Lucy thanks her. Then Tita caps her marker and gestures to Lucy's cast. "Voila!"

It is a surprisingly accurate caricature of Everything Boy's face. He's winking and blushing.

"It's like the picture of the Virgin Mary that appeared on a poor man's cloak," she explained. "You are a living relic of the miracle that is Everything Boy."

Lucy checks the marker to see if it's permanent.

It is.

* * *

As the show winds down, Lucy sneaks out the back. She's clutching the chocolate sampler that came with her art prize.

It's time to pay her debt to Everything Boy for that chocolate croissant. No one is around to think she's being a creepy fangirl. She'll just leave the box on the hood of his motorhome ... and limp away in a cast with his face.

Yeah, nothing weird about that.

It's tiring walking with crutches. Behind the school, she stops to catch her breath. A guy is slamming his fist against the snack machine.

Lucy finds some change in her pocket. "Hey, I was going to get something. Maybe it'll help?"

The guy nods and steps back. He's wearing sunglasses and a cap pulled low over his eyes. As she feeds in her quarters, he eyes her cast.

"That's some picture."

Right. She'll be explaining this for the next eight weeks. "Yeah, my friend drew it as a prank."

"Not a fan of Mr. Perfect?"

"It's more that he's a little suspicious, you know?" She punched the button the same thing he'd picked, salted peanuts.

Then she explains the oddities: how he'd known her face, name, painting, and the award she would receive.

"Most people would find that flattering," he observes.

They watched as the machine, miraculously, dispenses two packs of peanuts.

"Really? I just thought he was a robot."

He bends to retrieve the peanuts. "What do you mean?"

"You know, one with facial recognition, text-to-speech, AI, information available about people on the internet..." She laughs. "You could make a perfect version of yourself! I'm kidding. Though I'd totally like him better if he was."

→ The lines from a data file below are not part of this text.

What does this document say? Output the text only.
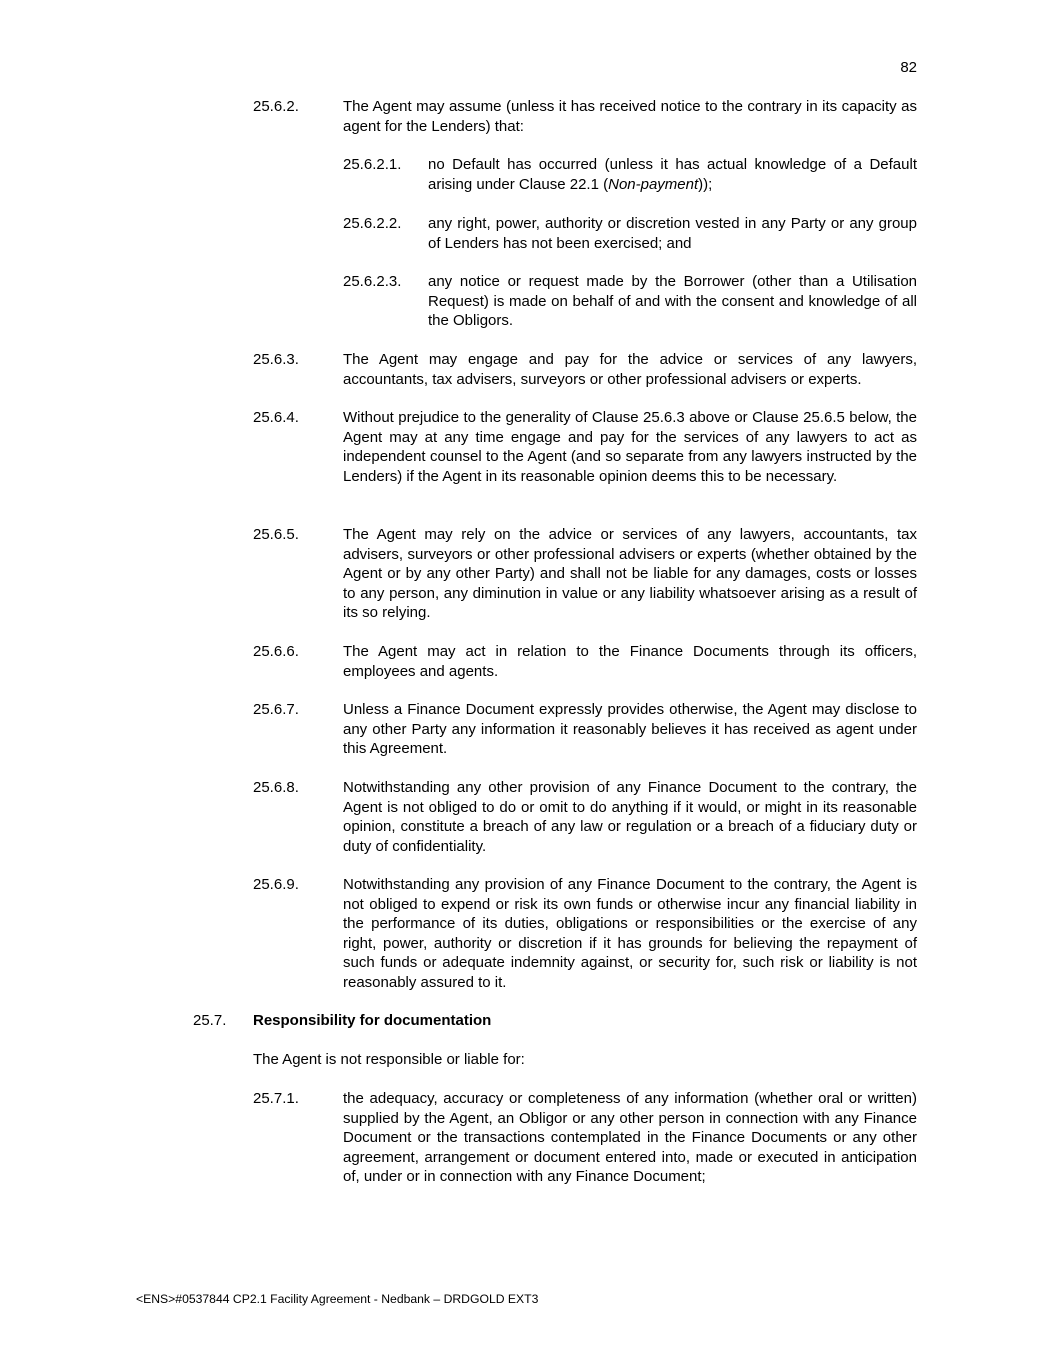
82
25.6.2.	The Agent may assume (unless it has received notice to the contrary in its capacity as agent for the Lenders) that:
25.6.2.1. no Default has occurred (unless it has actual knowledge of a Default arising under Clause 22.1 (Non-payment));
25.6.2.2. any right, power, authority or discretion vested in any Party or any group of Lenders has not been exercised; and
25.6.2.3. any notice or request made by the Borrower (other than a Utilisation Request) is made on behalf of and with the consent and knowledge of all the Obligors.
25.6.3.	The Agent may engage and pay for the advice or services of any lawyers, accountants, tax advisers, surveyors or other professional advisers or experts.
25.6.4.	Without prejudice to the generality of Clause 25.6.3 above or Clause 25.6.5 below, the Agent may at any time engage and pay for the services of any lawyers to act as independent counsel to the Agent (and so separate from any lawyers instructed by the Lenders) if the Agent in its reasonable opinion deems this to be necessary.
25.6.5.	The Agent may rely on the advice or services of any lawyers, accountants, tax advisers, surveyors or other professional advisers or experts (whether obtained by the Agent or by any other Party) and shall not be liable for any damages, costs or losses to any person, any diminution in value or any liability whatsoever arising as a result of its so relying.
25.6.6.	The Agent may act in relation to the Finance Documents through its officers, employees and agents.
25.6.7.	Unless a Finance Document expressly provides otherwise, the Agent may disclose to any other Party any information it reasonably believes it has received as agent under this Agreement.
25.6.8.	Notwithstanding any other provision of any Finance Document to the contrary, the Agent is not obliged to do or omit to do anything if it would, or might in its reasonable opinion, constitute a breach of any law or regulation or a breach of a fiduciary duty or duty of confidentiality.
25.6.9.	Notwithstanding any provision of any Finance Document to the contrary, the Agent is not obliged to expend or risk its own funds or otherwise incur any financial liability in the performance of its duties, obligations or responsibilities or the exercise of any right, power, authority or discretion if it has grounds for believing the repayment of such funds or adequate indemnity against, or security for, such risk or liability is not reasonably assured to it.
25.7. Responsibility for documentation
The Agent is not responsible or liable for:
25.7.1.	the adequacy, accuracy or completeness of any information (whether oral or written) supplied by the Agent, an Obligor or any other person in connection with any Finance Document or the transactions contemplated in the Finance Documents or any other agreement, arrangement or document entered into, made or executed in anticipation of, under or in connection with any Finance Document;
<ENS>#0537844 CP2.1 Facility Agreement - Nedbank – DRDGOLD EXT3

He tosses a bag of peanuts to her and takes the other. "It's weird to prefer a fake."

"It's not! It would be a total send-up of high school, wouldn't it, to program something that fools everyone? Meanwhile you could ..." She pauses. "I don't know. What would you do if you didn't have to be at school?"

The boy smiles. Leaning sideways on the vending machine, he takes off his sunglasses and hat, running a hand through his hair.

Lucy gapes. It's Everything Boy.

Then he pulls a key ring from his pocket and nods in the direction of the motorhome. "Want to find out?"

Lucy tilts her head, considering. Then she smiles. Even on a rainy Wednesday, if you look closely enough, there's a world beyond the visible. Possibly weirder than Venusian cat pirates. But not a world you'd ever want to pass by.

She follows Everything Boy across the street and into the beyond.